Eijun angkat bahu. "Aku tidak masalah. Aku bisa buat teh sambil menunggu hujan reda."

Satu alis Kazuya terangkat tinggi. "Memangnya kau tidak lapar?"

"Tidak." Kemudian perutnya berbunyi.

Berkebalikan dengan wajah Eijun yang merah padam, Kazuya justru terpingkal geli. "Aku tahu tubuhmu memang kecil, tapi kau tetap butuh makan."

"Kecil?" Pekik Eijun tidak terima. "Tinggiku seratus tujuh puluh lima!"

"Nah, bahkan saat SMA tinggiku sudah seratus tujuh puluh sembilan. Sekarang mungkin seratus delapan puluh lima."
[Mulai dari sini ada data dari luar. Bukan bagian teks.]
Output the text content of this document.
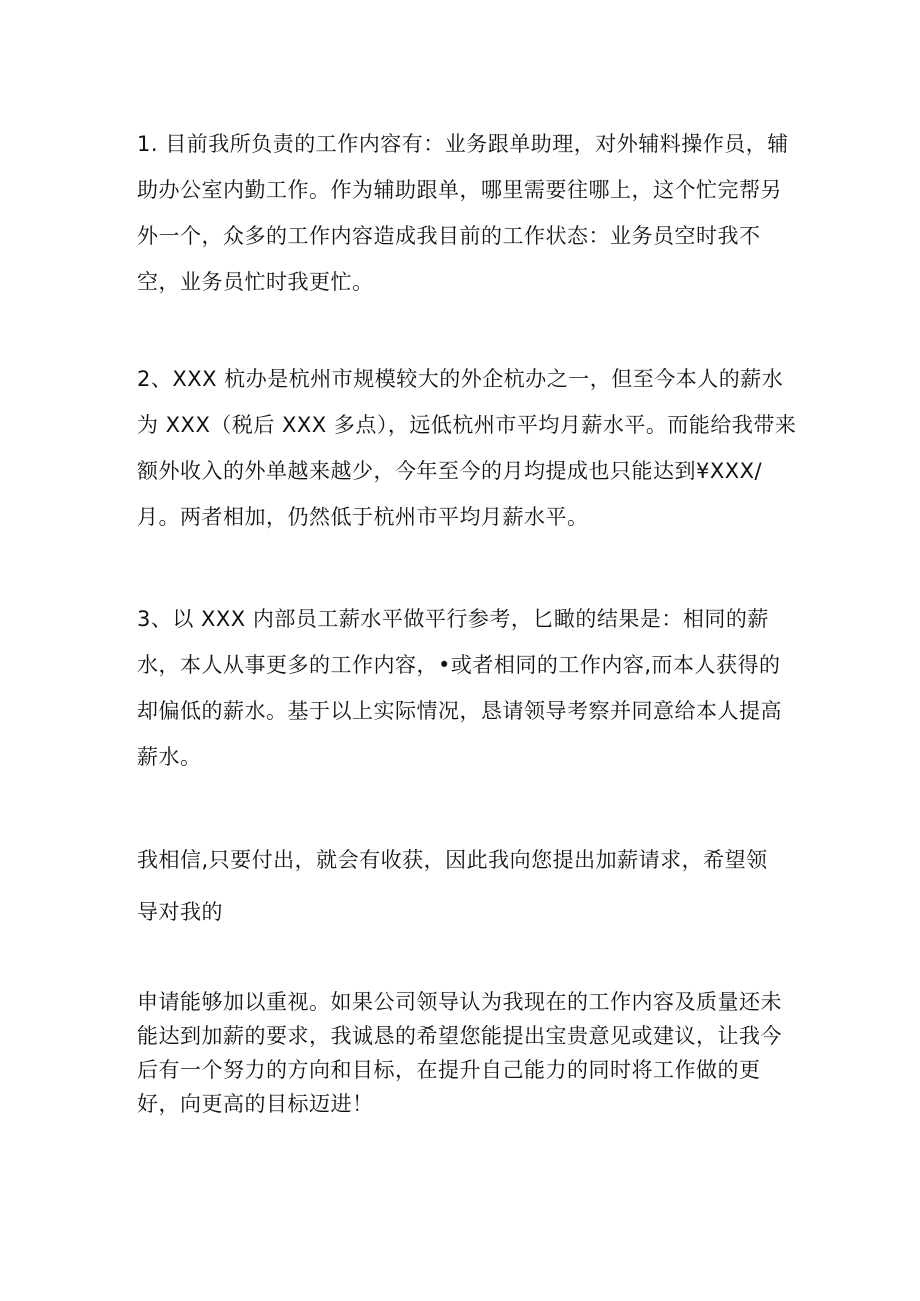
1. 目前我所负责的工作内容有：业务跟单助理，对外辅料操作员，辅
助办公室内勤工作。作为辅助跟单，哪里需要往哪上，这个忙完帮另
外一个，众多的工作内容造成我目前的工作状态：业务员空时我不
空，业务员忙时我更忙。

2、XXX 杭办是杭州市规模较大的外企杭办之一，但至今本人的薪水
为 XXX（税后 XXX 多点），远低杭州市平均月薪水平。而能给我带来
额外收入的外单越来越少，今年至今的月均提成也只能达到¥XXX/
月。两者相加，仍然低于杭州市平均月薪水平。

3、以 XXX 内部员工薪水平做平行参考，匕瞰的结果是：相同的薪
水，本人从事更多的工作内容，•或者相同的工作内容,而本人获得的
却偏低的薪水。基于以上实际情况，恳请领导考察并同意给本人提高
薪水。

我相信,只要付出，就会有收获，因此我向您提出加薪请求，希望领
导对我的

申请能够加以重视。如果公司领导认为我现在的工作内容及质量还未
能达到加薪的要求，我诚恳的希望您能提出宝贵意见或建议，让我今
后有一个努力的方向和目标，在提升自己能力的同时将工作做的更
好，向更高的目标迈进！
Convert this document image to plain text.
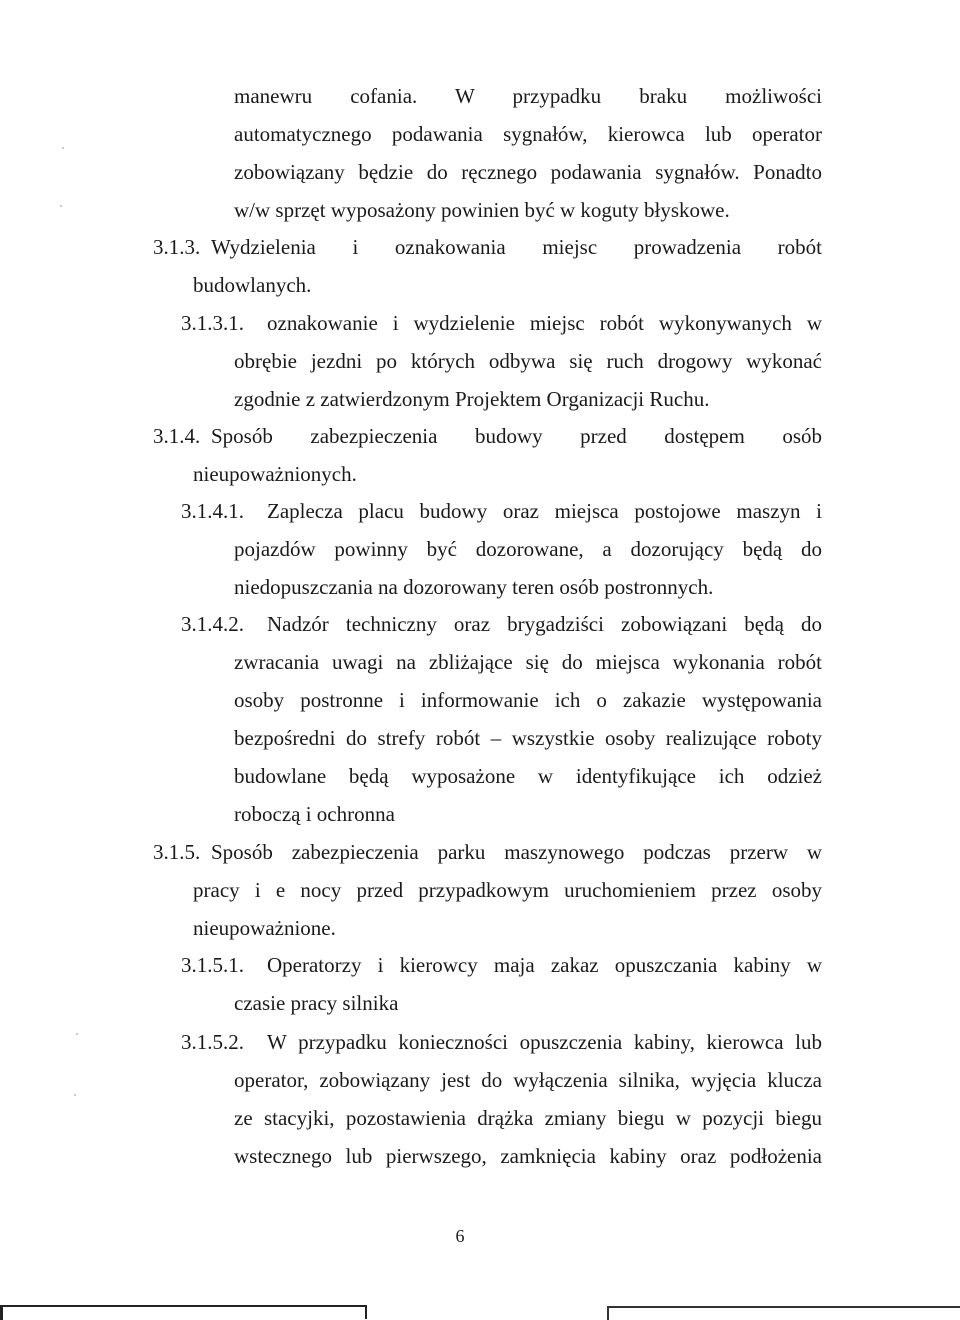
manewru cofania. W przypadku braku możliwości
automatycznego podawania sygnałów, kierowca lub operator
zobowiązany będzie do ręcznego podawania sygnałów. Ponadto
w/w sprzęt wyposażony powinien być w koguty błyskowe.
3.1.3. Wydzielenia i oznakowania miejsc prowadzenia robót
budowlanych.
3.1.3.1. oznakowanie i wydzielenie miejsc robót wykonywanych w
obrębie jezdni po których odbywa się ruch drogowy wykonać
zgodnie z zatwierdzonym Projektem Organizacji Ruchu.
3.1.4. Sposób zabezpieczenia budowy przed dostępem osób
nieupoważnionych.
3.1.4.1. Zaplecza placu budowy oraz miejsca postojowe maszyn i
pojazdów powinny być dozorowane, a dozorujący będą do
niedopuszczania na dozorowany teren osób postronnych.
3.1.4.2. Nadzór techniczny oraz brygadziści zobowiązani będą do
zwracania uwagi na zbliżające się do miejsca wykonania robót
osoby postronne i informowanie ich o zakazie występowania
bezpośredni do strefy robót – wszystkie osoby realizujące roboty
budowlane będą wyposażone w identyfikujące ich odzież
roboczą i ochronna
3.1.5. Sposób zabezpieczenia parku maszynowego podczas przerw w
pracy i e nocy przed przypadkowym uruchomieniem przez osoby
nieupoważnione.
3.1.5.1. Operatorzy i kierowcy maja zakaz opuszczania kabiny w
czasie pracy silnika
3.1.5.2. W przypadku konieczności opuszczenia kabiny, kierowca lub
operator, zobowiązany jest do wyłączenia silnika, wyjęcia klucza
ze stacyjki, pozostawienia drążka zmiany biegu w pozycji biegu
wstecznego lub pierwszego, zamknięcia kabiny oraz podłożenia
6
Eijun mendengus, menyilang tangan di depan dada. "Aku tinggi. Kau saja yang tidak normal, gigantis mungkin."

"Intinya sama saja, kau lebih pendek." Sahut Kazuya telak. "Dan kecil. Kurus."

"Aku tidak kurus!"

"Memang berapa beratmu?"

"Enam puluh lima!"

"Lingkar pinggang?"

"Lima puluh satu!" Sahut Eijun lantang, kemudian ia berkedip dan tersadar. "Tunggu, kenapa pula aku harus menyebutkan data fisikku padamu?"

Kazuya hanya mengangguk-angguk sambil mengusap dagunya. "Kalau begitu biar ganti kuberi tahu data fisikku, supaya impas."

Eijun mengeryit dalam. "Tidak mau dengar." Tolaknya. "Lagi pula aku sudah tahu semuanya."

"Huh? Kau tahu?"

Aduh, mati aku. Eijun mengigit lidahnya, baru sadar ia tengah menggali makamnya sendiri. Ia berdeham keras dan cepat-cepat menggeleng. "Maksudku, kau pemain Liga Jepang, profilmu tersebar di semua media, dan aku tidak buta."

"Jadi kau memelototi profilku yang tercantum di media lalu menghapalnya?"

"Argh! Bukan begitu!" Eijun mulai frustasi dan mengacak-ngacak rambutnya hingga menjadi lebih berantakan. Ia mendesah berat, menunduk lesu dan memelas. "Ku mohon, pikirkan saja solusi supaya kita bisa ke atas."

Kazuya masih memandanginya dengan senyum geli nan jail. Lalu pemuda atletis itu berpikir sebentar, dan melangkah mendekat. "Janken."

"Hah?" Eijun menyahut, tidak mengerti. "Janken?"

"Ya, ayo kita pakai janken, yang kalah harus menggendong yang menang. Cuma dengan cara itu kita bisa naik ke atas dengan satu payung tanpa kehujanan."

"Tunggu, tunggu, tunggu." Eijun membuka telapak tangannya di depan dada Kazuya. "Siapa bilang aku setuju kita gendongan?"

"Kau suruh aku mikir solusi tadi."

"Ya bukan berarti gendongan juga, Miyuki."

"Lalu bagaimana? Dipeluk tidak mau, digendong tidak mau, kehujanan juga tidak mau. Kau maunya apa, sih?"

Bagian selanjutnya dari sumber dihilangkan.